それでも、それでも、何とかこれを書いている理由は、昨日彼女と電話して、電話口で彼女が語ったことを忘れぬうちに、自らの気持ち共々と書き残しておきたいからだ。


彼女は言った。

癌になったことを家族に教えない。高齢の両親は心配性だから、私が戦っていると知ったら、全部放り出して来てしまう。ちゃんと治してから、報告する。絶対そうする。もし、あり得ないけど、もしもダメそうだったら、もちろん報告して最後の時間は親と一緒にいる

子宮癌だから子宮はなくなっちゃう。子供はもともとできにくいって言われてたから、それは仕方ない。5年生存率は65%くらいって言われた。たぶん大丈夫だと思う

髪の毛と眉毛が全部なくなるのが嫌だな。せっかく髪伸ばしてたのに。あぁもし死んじゃうなら死ぬ前にめちゃくちゃ整形したかったな

来週マツエクの予約あるけど、どーしよ。どうせ抜けるけど、一応やっとこうかな

苦しいのが続いて結局死んじゃうのが一番嫌だな。なんで日本は安楽死がないんだろ。助からないってわかった後に、色んな人に迷惑かけたくない

私が癌になったこと誰にも言わないでね。もちろん何人かには伝えたけど、あまり知られたくない

コロナのせいで入院中は誰にも会えないみたい。だから面白いNetflixのドラマとか教えて、あっできれば病院系のドラマ以外のやつ

癌って言われた時は、どうしていいかわからなかったけど、今は覚悟できた。この先はまたわからないけど

死んじゃったら生まれ変わったりするのかな

ちゃんと治して、また色々と頑張らないと


…まだまだ彼女は色んなことを言っていた気もするけど、弱気と強気が行ったり来たりで、覚悟できてるようで不安だらけで、私を気遣ってくれてても、たまに恐怖からの本音が混じってて、、

私はどう答えていいかわからず、努めて明るく返してたつもりだったけど、いつもみたいに不謹慎なギャグを言ったり、露悪芸で自らを卑下してみたり、ヨイショ芸で彼女を褒め称えたり…。でも殆どがスベッていた。なんか、とても虚しく言葉だけが、プカリと宙に浮かんでくみたいだった。

それでも彼女はその虚しいギャグにも笑ってくれていた。あぁなんで逆に気を遣わせているんだ、と自らの不甲斐なさを痛感した。

こんな時にかける言葉なんて、本当にこの世にあるのかと疑問を持った。こんな時に寄り添える人間なんてこの世にいるのかとも疑問を持った。そして、なによりこんな時にも、全く何もできない自分を心から呪った。でも、きっと人間なんてそんなもんだと諦めもついた。


文学を勉強してると、いつもそこには死がついてまわる。それはすでに没してしまった作者が生前の在りし日の苦悩や葛藤を書いているからだ。

澁澤龍彦は文学者を「超越を志向する者」と表現した。これはおそらく全ての芸術家に当てはまることだと思う。人間とは我知らずのうちにこの世界に投げ込まれている存在である。

科学が解き明かしている範囲で言うなら、自我とは記憶情報の現在の形に過ぎず、魂は存在せずに精神は神経細胞の火花である。そして神のいない無慈悲な世界の中で、生まれてから死ぬまでたった一人で生きなくてはいけないのが人間である。

孤独は陥るものでなく、人は最初から最後まで孤独である。それなのに、近しい人を失いそうになるのを辛く感じてしまうのが人間だとも思う。

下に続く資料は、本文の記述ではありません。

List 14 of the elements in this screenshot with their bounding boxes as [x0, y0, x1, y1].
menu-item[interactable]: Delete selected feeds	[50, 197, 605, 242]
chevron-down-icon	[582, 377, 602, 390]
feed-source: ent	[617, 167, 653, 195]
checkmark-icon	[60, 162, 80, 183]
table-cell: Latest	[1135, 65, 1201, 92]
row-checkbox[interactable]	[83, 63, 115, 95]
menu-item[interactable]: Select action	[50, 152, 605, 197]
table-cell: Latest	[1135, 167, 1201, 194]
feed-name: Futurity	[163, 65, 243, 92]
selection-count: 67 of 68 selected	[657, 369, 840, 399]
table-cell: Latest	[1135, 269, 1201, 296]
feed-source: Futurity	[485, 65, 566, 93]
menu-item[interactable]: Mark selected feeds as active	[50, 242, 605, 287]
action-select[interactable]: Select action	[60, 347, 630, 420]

文学というか、全ての芸術とは、この無慈悲への反発である。抗いである。科学が解き明かした事実に対して抗い、否定して、また否定して、意志という解き明かすことのできない、存在してるかしてないかもわからない、いっときの生きてる間だけ、自らの中にある(と思われる)意思だけで戦うことが芸術の全てである。

そして、結果として人間は何もなし得ぬまま死を迎える。意志は常に無慈悲な世界に敗北を繰り返す。それがきっと芸術の全てであって、澁澤龍彦の言う通り、文学者は「超越を志向する者」であって、決して超越者ではない。決して叶わぬ超越を目指すことしか人間には出来ないのだと思う。


そうした無慈悲な世界と戦い、意志と共に散っていった文学者を研究している私は、この世界で人間が生きて、そしてただ死んでいく姿を嫌というほどに理解しているつもりであった。

それなのに、やはり願わずにはいられない。

西村賢太が、生前にどんなに栄華を極めても、どうで結局は皆骨壷に入るのだとのことを書いていた。現世のいっときの勝ち馬も負け犬もみな死ぬというのが、人間にとっての唯一の救済措置だというその言葉に私は心底得心した。

それでも、願わずにはいられない。

彼女には、まだ生きていてほしい。平均寿命から言ったら50年後にはお互いにそれぞれ違う骨壷に収まっているとしても、それでも生きててほしい。

文学を志してから、15年がたった。とっくにそう言った甘な感情から離れて、自分が何か死の外側から書ける人間だと思い込んでいた。

この際、そんな些末な自己陶酔の正誤なんてどうでもいい。願わくば、生きて欲しい。治って欲しい。それ以外、何にも思うことがない。それほどに、狂おしいほどに彼女に生きていて欲しい。

つらつらと意味不明なことを書き連ねてきたが、ここまで色々書いて、理論をこねくり回して、蛇足に蛇足を連ねてきたけど、今はそれだけしか思えない。生きてほしい。

彼女が必ず治ると心から信じて、心から願っている。


なんだか、いつもと違うテイストのnoteでしたが、読んでくださりありがとうございました。